Passados 90 anos da conquista do voto feminino, a participação das mulheres na política continua desafiadora e não menos paradoxal. Mesmo sendo a maioria da população brasileira, correspondendo a 52,5% do eleitorado do país, o gênero ainda é o que tem menor representação em cargos legislativos e executivos, bem como em outros espaços de poder nos setores públicos e privados. Nos 417 municípios baianos, conforme o Tribunal Superior Eleitoral (TSE), apenas 12,7% são dirigidos por prefeitas. Em todo o estado da Bahia, as porcentagens de deputadas federais e estaduais e vereadoras eleitas no último pleito, em 2018, foram 7,7%, 15% e 13,5%, respectivamente.

 

O cenário é vexatório: o Brasil é o penúltimo país da América Latina em representatividade feminina nos parlamentos. E o desafio da atualidade passa pelo enfrentamento da violência política de gênero, que inclui agressões física, psicológica, econômica e simbólica ou sexual, visando impedir ou restringir o acesso feminino a cargos políticos. Na totalidade dos municípios baianos, há somente 53 prefeitas (e 59 vice-prefeitas) nas administrações públicas, conforme dados da União dos Municípios da Bahia (UPB). Somando-se ao número de vereadoras nos legislativos municipais, apenas 25% das gestões têm presença feminina. Em nível nacional, apesar de 34% de mulheres terem concorrido nas eleições para deputada federal, em 2018, apenas 15% foram eleitas.

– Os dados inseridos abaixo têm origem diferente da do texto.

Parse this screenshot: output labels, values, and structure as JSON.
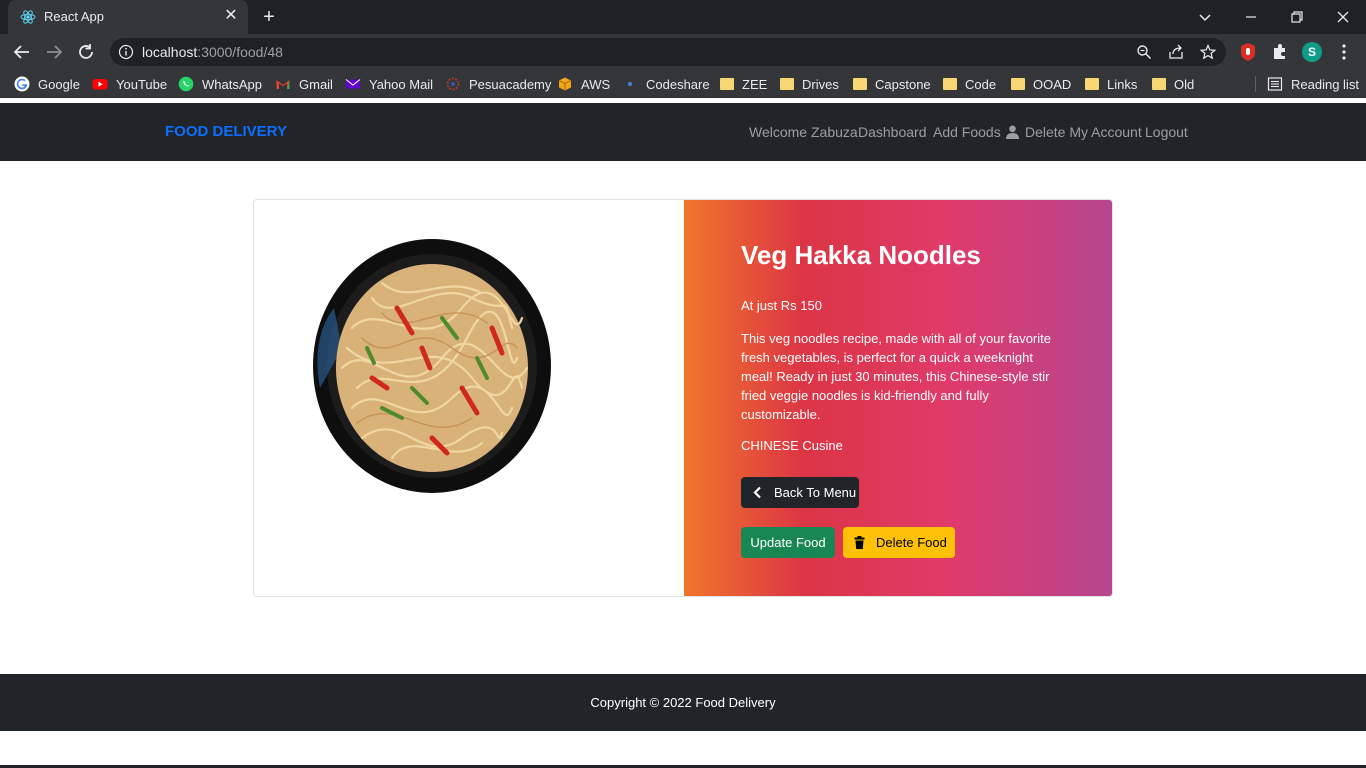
{
  "browser": {
    "tab_title": "React App",
    "url_host": "localhost",
    "url_path": ":3000/food/48",
    "profile_initial": "S",
    "bookmarks": [
      {
        "label": "Google",
        "icon": "google-icon"
      },
      {
        "label": "YouTube",
        "icon": "youtube-icon"
      },
      {
        "label": "WhatsApp",
        "icon": "whatsapp-icon"
      },
      {
        "label": "Gmail",
        "icon": "gmail-icon"
      },
      {
        "label": "Yahoo Mail",
        "icon": "yahoo-mail-icon"
      },
      {
        "label": "Pesuacademy",
        "icon": "pesuacademy-icon"
      },
      {
        "label": "AWS",
        "icon": "aws-icon"
      },
      {
        "label": "Codeshare",
        "icon": "codeshare-icon"
      },
      {
        "label": "ZEE",
        "icon": "folder-icon"
      },
      {
        "label": "Drives",
        "icon": "folder-icon"
      },
      {
        "label": "Capstone",
        "icon": "folder-icon"
      },
      {
        "label": "Code",
        "icon": "folder-icon"
      },
      {
        "label": "OOAD",
        "icon": "folder-icon"
      },
      {
        "label": "Links",
        "icon": "folder-icon"
      },
      {
        "label": "Old",
        "icon": "folder-icon"
      }
    ],
    "reading_list": "Reading list"
  },
  "nav": {
    "brand": "FOOD DELIVERY",
    "welcome": "Welcome Zabuza",
    "dashboard": "Dashboard",
    "add_foods": "Add Foods",
    "delete_account": "Delete My Account",
    "logout": "Logout"
  },
  "food": {
    "name": "Veg Hakka Noodles",
    "price": "At just Rs 150",
    "description": "This veg noodles recipe, made with all of your favorite fresh vegetables, is perfect for a quick a weeknight meal! Ready in just 30 minutes, this Chinese-style stir fried veggie noodles is kid-friendly and fully customizable.",
    "cuisine": "CHINESE Cusine",
    "back_button": "Back To Menu",
    "update_button": "Update Food",
    "delete_button": "Delete Food"
  },
  "footer": {
    "copyright": "Copyright © 2022 Food Delivery"
  },
  "colors": {
    "brand": "#0d6efd",
    "navbar": "#212529",
    "success": "#198754",
    "warning": "#ffc107",
    "gradient_start": "#f0762b",
    "gradient_end": "#b5468f"
  }
}
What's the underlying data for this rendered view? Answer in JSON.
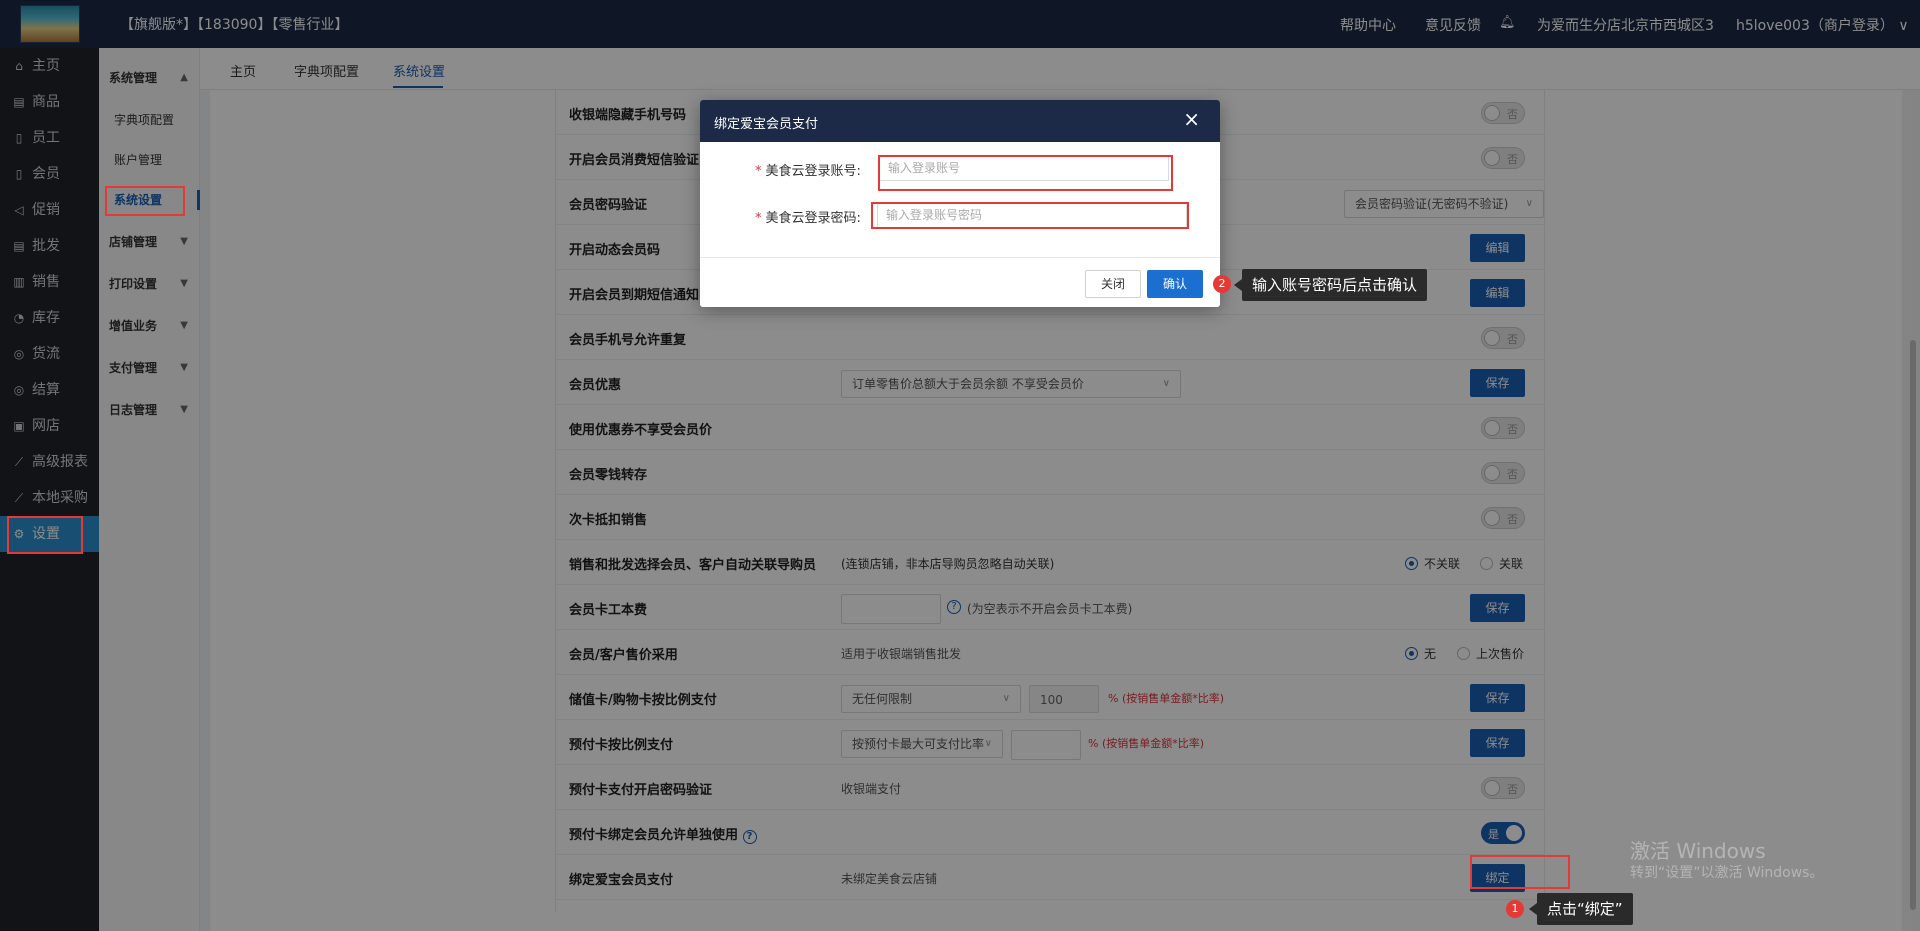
{
  "topbar": {
    "brand": "【旗舰版*】【183090】【零售行业】",
    "help": "帮助中心",
    "feedback": "意见反馈",
    "store": "为爱而生分店北京市西城区3",
    "user": "h5love003（商户登录）"
  },
  "sidebar": {
    "items": [
      {
        "icon": "home-icon",
        "glyph": "⌂",
        "label": "主页"
      },
      {
        "icon": "goods-icon",
        "glyph": "▤",
        "label": "商品"
      },
      {
        "icon": "staff-icon",
        "glyph": "▯",
        "label": "员工"
      },
      {
        "icon": "member-icon",
        "glyph": "▯",
        "label": "会员"
      },
      {
        "icon": "promo-icon",
        "glyph": "◁",
        "label": "促销"
      },
      {
        "icon": "wholesale-icon",
        "glyph": "▤",
        "label": "批发"
      },
      {
        "icon": "sales-icon",
        "glyph": "▥",
        "label": "销售"
      },
      {
        "icon": "stock-icon",
        "glyph": "◔",
        "label": "库存"
      },
      {
        "icon": "logistics-icon",
        "glyph": "◎",
        "label": "货流"
      },
      {
        "icon": "settle-icon",
        "glyph": "◎",
        "label": "结算"
      },
      {
        "icon": "shop-icon",
        "glyph": "▣",
        "label": "网店"
      },
      {
        "icon": "report-icon",
        "glyph": "⟋",
        "label": "高级报表"
      },
      {
        "icon": "purchase-icon",
        "glyph": "⟋",
        "label": "本地采购"
      },
      {
        "icon": "gear-icon",
        "glyph": "⚙",
        "label": "设置"
      }
    ]
  },
  "subnav": {
    "group_system": "系统管理",
    "item_dict": "字典项配置",
    "item_account": "账户管理",
    "item_settings": "系统设置",
    "group_store": "店铺管理",
    "group_print": "打印设置",
    "group_value": "增值业务",
    "group_pay": "支付管理",
    "group_log": "日志管理"
  },
  "tabs": {
    "home": "主页",
    "dict": "字典项配置",
    "settings": "系统设置"
  },
  "settings": {
    "r1_label": "收银端隐藏手机号码",
    "r2_label": "开启会员消费短信验证",
    "r3_label": "会员密码验证",
    "r3_select": "会员密码验证(无密码不验证)",
    "r4_label": "开启动态会员码",
    "r5_label": "开启会员到期短信通知",
    "r6_label": "会员手机号允许重复",
    "r7_label": "会员优惠",
    "r7_select": "订单零售价总额大于会员余额 不享受会员价",
    "r8_label": "使用优惠券不享受会员价",
    "r9_label": "会员零钱转存",
    "r10_label": "次卡抵扣销售",
    "r11_label": "销售和批发选择会员、客户自动关联导购员",
    "r11_note": "(连锁店铺，非本店导购员忽略自动关联)",
    "r11_opt1": "不关联",
    "r11_opt2": "关联",
    "r12_label": "会员卡工本费",
    "r12_help": "?",
    "r12_note": "(为空表示不开启会员卡工本费)",
    "r13_label": "会员/客户售价采用",
    "r13_note": "适用于收银端销售批发",
    "r13_opt1": "无",
    "r13_opt2": "上次售价",
    "r14_label": "储值卡/购物卡按比例支付",
    "r14_select": "无任何限制",
    "r14_value": "100",
    "r14_note": "% (按销售单金额*比率)",
    "r15_label": "预付卡按比例支付",
    "r15_select": "按预付卡最大可支付比率",
    "r15_note": "% (按销售单金额*比率)",
    "r16_label": "预付卡支付开启密码验证",
    "r16_note": "收银端支付",
    "r17_label": "预付卡绑定会员允许单独使用",
    "r17_help": "?",
    "r18_label": "绑定爱宝会员支付",
    "r18_note": "未绑定美食云店铺",
    "toggle_off": "否",
    "toggle_on": "是",
    "btn_edit": "编辑",
    "btn_save": "保存",
    "btn_bind": "绑定"
  },
  "dialog": {
    "title": "绑定爱宝会员支付",
    "close": "×",
    "account_label": "美食云登录账号:",
    "account_placeholder": "输入登录账号",
    "password_label": "美食云登录密码:",
    "password_placeholder": "输入登录账号密码",
    "required_mark": "*",
    "btn_close": "关闭",
    "btn_ok": "确认"
  },
  "annotations": {
    "step1_num": "1",
    "step1_text": "点击“绑定”",
    "step2_num": "2",
    "step2_text": "输入账号密码后点击确认",
    "accent": "#e53935"
  },
  "watermark": {
    "line1": "激活 Windows",
    "line2": "转到“设置”以激活 Windows。"
  }
}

A desembargadora eleitoral do Tribunal Regional Eleitoral da Bahia (TRE-BA), Zandra Parada, lembra que o voto feminino é resultado de intensa mobilização social e, por isso, deve ser celebrado sempre. “Mas em uma sociedade estruturalmente machista, como a brasileira, apenas o voto não é capaz de garantir a participação das mulheres na política”, considera a magistrada, que também é presidente da Comissão de Participação Feminina no TRE-BA. Zandra destaca que “o movimento sufragista no Brasil teve a atuação de mulheres negras, para quem a realidade, naquele início dos anos 1930, era mais complexa – e segue assim –, dado o histórico colonial de escravidão no país”.


Ao longo dos anos, pontua a representante do TRE-BA, o Brasil tem aprovado legislações eleitorais que visam um equilíbrio de participação política. “Temos, por exemplo, a obrigatoriedade mínima de 30% e máxima de 70% para candidaturas de cada gênero. Incentivar a participação feminina na política é um grande desafio, mas estamos envidando esforços para tanto. Desejamos, sobretudo, contribuir no combate a uma proposta que tem efeitos nocivos: as candidaturas de fachada. Na tentativa de coibir esses desvios, novas legislações foram aprovadas, como a reserva de 30% do Fundo Eleitoral e do tempo de propaganda, além da quantidade de verba proporcional ao número de candidatas”, afirma, acreditando que o próximo passo deva ser a reserva de cadeiras, a exemplo do que já acontece na Argentina, onde a lei assegura um número igual de mulheres e homens no congresso.


Apoio financeiro

Acadêmicas, pesquisadoras e parlamentares baianas são unânimes em afirmar que a explicação para os números baixos passa, principalmente, pela desigualdade na divisão sexual do trabalho e pela falta de apoio financeiro dos partidos políticos às candidaturas de mulheres. Para amenizar esta questão, o Supremo Tribunal Federal (STF) criou, em 2017, o Fundo Especial de Financiamento de Campanha, definindo que 30% desse fundo fossem destinados às candidaturas de mulheres.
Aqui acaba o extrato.